In conclusion, this study demonstrated that an outcome-oriented approach to cutpoint analysis can suggest a minimum number of adequate LNs to be harvested in patients with GEP NETs undergoing curative surgery. Removal of ≥ 8 LNs is associated with increased risk of relapse, which could be due to high rates of LN positivity at the time of surgery. However, the current study failed to demonstrate an association between LN positivity and LNR with RFS or OS, due to the small study size.
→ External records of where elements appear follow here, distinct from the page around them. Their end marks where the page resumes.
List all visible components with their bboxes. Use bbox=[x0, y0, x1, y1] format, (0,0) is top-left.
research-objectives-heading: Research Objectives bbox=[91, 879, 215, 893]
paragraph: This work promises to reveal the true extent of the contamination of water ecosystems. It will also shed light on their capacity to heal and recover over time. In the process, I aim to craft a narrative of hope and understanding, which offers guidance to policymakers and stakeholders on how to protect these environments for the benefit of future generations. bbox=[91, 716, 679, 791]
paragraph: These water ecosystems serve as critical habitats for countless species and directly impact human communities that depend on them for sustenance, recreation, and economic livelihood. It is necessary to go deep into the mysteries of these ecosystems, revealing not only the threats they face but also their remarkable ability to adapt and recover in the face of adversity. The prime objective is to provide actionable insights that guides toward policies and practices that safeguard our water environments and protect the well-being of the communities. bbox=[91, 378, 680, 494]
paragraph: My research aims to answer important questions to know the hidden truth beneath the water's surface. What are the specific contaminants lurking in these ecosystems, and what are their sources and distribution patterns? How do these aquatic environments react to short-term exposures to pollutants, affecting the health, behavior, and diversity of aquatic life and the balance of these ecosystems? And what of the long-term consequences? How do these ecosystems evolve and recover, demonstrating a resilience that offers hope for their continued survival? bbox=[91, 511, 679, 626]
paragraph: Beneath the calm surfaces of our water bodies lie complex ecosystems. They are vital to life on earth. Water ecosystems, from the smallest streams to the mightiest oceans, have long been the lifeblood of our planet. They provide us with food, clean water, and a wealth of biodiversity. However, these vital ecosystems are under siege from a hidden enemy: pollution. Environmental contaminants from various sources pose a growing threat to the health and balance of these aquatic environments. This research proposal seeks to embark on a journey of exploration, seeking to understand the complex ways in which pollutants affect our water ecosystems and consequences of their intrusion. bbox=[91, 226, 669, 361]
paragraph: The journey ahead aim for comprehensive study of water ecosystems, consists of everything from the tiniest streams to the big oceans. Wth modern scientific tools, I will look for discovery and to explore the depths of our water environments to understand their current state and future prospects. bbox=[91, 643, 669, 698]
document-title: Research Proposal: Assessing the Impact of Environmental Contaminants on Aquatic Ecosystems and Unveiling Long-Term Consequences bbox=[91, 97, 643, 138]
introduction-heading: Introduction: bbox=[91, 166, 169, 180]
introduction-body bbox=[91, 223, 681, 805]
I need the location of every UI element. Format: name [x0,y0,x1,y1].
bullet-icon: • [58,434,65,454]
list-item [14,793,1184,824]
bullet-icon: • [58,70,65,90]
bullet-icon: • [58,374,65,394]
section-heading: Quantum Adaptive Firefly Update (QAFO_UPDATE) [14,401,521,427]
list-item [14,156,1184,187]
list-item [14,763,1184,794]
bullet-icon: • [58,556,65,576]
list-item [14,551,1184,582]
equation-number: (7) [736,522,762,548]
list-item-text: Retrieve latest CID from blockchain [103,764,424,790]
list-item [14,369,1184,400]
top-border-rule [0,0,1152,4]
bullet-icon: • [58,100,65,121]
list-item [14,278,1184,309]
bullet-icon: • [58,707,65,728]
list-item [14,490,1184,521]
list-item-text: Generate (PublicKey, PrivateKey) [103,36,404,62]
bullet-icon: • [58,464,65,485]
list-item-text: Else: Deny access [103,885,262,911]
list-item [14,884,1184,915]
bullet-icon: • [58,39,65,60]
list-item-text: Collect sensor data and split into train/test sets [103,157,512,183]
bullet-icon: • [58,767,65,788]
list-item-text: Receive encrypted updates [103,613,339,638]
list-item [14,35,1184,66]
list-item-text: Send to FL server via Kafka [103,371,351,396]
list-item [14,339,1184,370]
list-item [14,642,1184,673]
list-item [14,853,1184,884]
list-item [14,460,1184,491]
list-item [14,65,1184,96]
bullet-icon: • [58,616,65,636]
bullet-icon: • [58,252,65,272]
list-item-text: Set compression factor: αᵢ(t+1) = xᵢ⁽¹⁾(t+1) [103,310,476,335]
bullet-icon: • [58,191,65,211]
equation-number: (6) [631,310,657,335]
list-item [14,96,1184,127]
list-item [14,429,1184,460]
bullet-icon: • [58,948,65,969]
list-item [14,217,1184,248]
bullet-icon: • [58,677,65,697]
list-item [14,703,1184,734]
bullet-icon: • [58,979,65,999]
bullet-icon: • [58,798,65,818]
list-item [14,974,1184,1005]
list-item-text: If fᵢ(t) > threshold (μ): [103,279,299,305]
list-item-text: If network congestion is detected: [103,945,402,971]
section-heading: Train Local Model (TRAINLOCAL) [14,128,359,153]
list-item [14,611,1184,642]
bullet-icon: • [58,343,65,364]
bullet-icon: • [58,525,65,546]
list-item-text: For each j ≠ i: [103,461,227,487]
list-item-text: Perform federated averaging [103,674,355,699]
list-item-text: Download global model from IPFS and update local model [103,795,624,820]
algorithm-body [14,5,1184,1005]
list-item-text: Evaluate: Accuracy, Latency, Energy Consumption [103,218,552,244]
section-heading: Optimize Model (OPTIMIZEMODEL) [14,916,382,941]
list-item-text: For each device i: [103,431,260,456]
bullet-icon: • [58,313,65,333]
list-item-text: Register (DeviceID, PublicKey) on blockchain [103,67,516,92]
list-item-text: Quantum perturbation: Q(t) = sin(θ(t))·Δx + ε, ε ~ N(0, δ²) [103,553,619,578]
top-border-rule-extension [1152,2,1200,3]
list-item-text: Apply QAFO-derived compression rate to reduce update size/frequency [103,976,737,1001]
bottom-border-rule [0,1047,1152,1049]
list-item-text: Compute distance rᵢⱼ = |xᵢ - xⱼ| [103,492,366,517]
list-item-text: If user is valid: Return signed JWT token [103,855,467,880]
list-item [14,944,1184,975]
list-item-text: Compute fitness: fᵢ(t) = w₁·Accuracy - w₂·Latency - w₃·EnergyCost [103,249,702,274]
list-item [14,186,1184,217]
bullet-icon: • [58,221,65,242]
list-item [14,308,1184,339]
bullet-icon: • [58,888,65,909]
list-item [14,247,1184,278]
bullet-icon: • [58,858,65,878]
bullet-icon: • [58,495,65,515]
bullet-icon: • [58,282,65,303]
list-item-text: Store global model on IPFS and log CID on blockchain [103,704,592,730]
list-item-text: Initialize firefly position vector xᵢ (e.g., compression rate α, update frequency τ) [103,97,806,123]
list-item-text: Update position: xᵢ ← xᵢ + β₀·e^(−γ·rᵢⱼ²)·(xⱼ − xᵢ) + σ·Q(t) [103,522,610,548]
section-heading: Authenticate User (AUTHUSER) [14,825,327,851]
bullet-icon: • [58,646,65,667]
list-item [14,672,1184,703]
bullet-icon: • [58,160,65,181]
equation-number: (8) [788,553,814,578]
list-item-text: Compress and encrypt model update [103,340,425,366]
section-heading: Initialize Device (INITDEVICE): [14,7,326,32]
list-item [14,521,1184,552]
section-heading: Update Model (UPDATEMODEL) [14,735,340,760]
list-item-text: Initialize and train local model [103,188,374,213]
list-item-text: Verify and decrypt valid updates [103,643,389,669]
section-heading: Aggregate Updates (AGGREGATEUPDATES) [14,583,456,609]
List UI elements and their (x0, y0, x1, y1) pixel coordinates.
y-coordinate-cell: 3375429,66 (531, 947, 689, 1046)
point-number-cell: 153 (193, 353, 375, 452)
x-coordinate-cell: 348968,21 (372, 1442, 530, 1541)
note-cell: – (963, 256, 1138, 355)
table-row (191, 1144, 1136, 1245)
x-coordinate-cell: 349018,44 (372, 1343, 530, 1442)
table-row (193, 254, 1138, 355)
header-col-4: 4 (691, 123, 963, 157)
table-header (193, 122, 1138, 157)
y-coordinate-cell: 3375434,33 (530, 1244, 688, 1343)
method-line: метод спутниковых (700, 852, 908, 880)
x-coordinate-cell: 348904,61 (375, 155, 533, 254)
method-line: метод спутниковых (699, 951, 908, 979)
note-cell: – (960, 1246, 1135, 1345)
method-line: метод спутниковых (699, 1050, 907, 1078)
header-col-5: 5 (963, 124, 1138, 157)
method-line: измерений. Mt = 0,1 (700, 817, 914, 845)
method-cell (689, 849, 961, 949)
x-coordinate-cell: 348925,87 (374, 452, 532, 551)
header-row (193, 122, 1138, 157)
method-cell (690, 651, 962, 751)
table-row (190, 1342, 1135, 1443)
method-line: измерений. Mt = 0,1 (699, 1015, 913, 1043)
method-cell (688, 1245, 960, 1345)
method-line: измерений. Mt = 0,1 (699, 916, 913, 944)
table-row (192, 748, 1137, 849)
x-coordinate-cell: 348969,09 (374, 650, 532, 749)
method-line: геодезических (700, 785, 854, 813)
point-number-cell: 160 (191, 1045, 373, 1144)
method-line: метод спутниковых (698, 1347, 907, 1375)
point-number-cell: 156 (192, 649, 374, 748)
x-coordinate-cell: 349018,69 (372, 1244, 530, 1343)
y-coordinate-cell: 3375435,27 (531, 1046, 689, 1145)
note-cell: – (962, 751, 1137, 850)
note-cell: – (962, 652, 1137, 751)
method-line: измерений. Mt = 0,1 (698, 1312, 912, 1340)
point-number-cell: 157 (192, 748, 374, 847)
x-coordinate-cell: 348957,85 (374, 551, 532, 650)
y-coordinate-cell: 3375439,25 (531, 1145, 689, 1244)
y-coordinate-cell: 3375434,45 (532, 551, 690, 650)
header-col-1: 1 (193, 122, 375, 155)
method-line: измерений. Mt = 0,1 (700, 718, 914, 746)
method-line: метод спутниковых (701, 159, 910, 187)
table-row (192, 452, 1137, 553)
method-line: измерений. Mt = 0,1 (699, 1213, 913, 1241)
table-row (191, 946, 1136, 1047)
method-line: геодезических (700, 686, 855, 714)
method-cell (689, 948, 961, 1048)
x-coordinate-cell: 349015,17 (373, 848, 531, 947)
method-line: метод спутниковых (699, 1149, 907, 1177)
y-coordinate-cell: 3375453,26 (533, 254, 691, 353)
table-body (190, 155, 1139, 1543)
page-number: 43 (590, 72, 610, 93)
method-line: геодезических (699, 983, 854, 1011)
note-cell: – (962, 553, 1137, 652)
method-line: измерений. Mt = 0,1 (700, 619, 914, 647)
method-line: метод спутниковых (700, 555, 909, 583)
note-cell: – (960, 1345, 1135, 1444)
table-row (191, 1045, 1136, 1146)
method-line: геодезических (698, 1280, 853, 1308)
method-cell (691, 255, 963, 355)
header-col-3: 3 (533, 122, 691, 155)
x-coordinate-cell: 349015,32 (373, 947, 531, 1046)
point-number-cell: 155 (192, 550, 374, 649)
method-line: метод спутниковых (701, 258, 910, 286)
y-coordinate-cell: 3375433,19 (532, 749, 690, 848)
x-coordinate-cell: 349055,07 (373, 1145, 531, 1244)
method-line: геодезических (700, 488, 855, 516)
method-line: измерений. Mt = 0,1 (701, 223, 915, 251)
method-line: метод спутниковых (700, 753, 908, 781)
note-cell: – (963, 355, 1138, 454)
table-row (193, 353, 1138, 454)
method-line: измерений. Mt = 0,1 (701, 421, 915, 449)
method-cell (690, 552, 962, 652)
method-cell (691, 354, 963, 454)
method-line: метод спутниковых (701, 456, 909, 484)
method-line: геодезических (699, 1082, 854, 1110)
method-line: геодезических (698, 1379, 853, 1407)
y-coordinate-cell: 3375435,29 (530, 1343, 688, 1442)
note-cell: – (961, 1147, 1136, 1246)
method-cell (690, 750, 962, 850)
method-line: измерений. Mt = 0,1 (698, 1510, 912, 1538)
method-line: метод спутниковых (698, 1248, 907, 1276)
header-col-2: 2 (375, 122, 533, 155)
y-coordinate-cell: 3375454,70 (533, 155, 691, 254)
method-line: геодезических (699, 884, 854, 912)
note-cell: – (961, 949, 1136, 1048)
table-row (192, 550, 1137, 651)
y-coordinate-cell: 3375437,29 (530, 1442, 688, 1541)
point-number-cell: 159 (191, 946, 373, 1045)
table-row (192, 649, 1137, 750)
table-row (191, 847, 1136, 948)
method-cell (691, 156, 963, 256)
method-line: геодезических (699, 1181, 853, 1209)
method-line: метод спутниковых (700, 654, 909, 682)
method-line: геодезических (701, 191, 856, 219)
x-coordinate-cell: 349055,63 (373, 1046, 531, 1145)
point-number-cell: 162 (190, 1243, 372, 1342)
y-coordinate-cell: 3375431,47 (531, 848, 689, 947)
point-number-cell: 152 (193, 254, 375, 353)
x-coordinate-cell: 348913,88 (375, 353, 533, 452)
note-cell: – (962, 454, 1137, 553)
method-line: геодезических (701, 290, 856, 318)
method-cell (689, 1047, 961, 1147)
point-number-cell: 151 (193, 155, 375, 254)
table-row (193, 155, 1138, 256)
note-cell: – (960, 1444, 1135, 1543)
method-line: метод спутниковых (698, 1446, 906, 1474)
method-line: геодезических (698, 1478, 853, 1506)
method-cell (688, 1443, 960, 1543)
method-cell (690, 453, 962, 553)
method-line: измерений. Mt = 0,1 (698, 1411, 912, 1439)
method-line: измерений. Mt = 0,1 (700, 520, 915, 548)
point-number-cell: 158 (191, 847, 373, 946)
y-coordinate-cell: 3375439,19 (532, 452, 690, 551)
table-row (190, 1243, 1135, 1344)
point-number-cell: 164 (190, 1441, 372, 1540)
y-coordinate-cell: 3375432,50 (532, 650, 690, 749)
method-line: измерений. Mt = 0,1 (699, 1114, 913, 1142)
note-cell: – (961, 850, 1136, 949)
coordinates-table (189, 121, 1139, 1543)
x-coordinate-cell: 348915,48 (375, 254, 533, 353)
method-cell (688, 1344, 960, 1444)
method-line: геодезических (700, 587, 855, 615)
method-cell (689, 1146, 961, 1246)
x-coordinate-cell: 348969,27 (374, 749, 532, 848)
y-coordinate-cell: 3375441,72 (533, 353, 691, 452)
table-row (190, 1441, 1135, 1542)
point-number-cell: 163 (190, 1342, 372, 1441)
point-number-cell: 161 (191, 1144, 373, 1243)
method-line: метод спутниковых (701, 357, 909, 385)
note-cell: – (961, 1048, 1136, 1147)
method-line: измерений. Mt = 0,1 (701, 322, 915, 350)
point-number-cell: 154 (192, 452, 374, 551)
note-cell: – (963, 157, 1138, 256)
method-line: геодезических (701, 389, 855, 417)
It can be concluded that for accurate staging of GEP NETs, the percentage of positive nodes and LNR should be reported following potentially curative resection and incorporated into TNM staging. Given that localisation (pancreasvssmall bowelvsother) had a significant association with RFS, a prospective multicentre study is warranted with a clear direction on recommended surgical practice and follow-up guidance for GEP NETs.

Table 3 Multivariable analysis of variables associated with relapse-free survival in patients who had curative resection of gastroenteropancreatic neuroendocrine tumours

Figure 2 Kaplan Meier plot of relapse-free survival according to LN positivity in patients with gastroenteropancreatic neuroendocrine tumours who underwent curative resection. P = 0.0840; Hazard ratio = 2.62; 95%CI: 0.88-7.78.

Figure 3 Kaplan Meier plot of relapse-free survival according to tumour localisation: Pancreatic neuroendocrine tumours, small intestinal neuroendocrine tumours and others. Pancreas: P = 0.0063; Hazard ratio = 10.69; 95%CI: 1.95-58.56. Small intestine: P = 0.0043; Hazard ratio = 12.17; 95%CI: 2.19-67.69.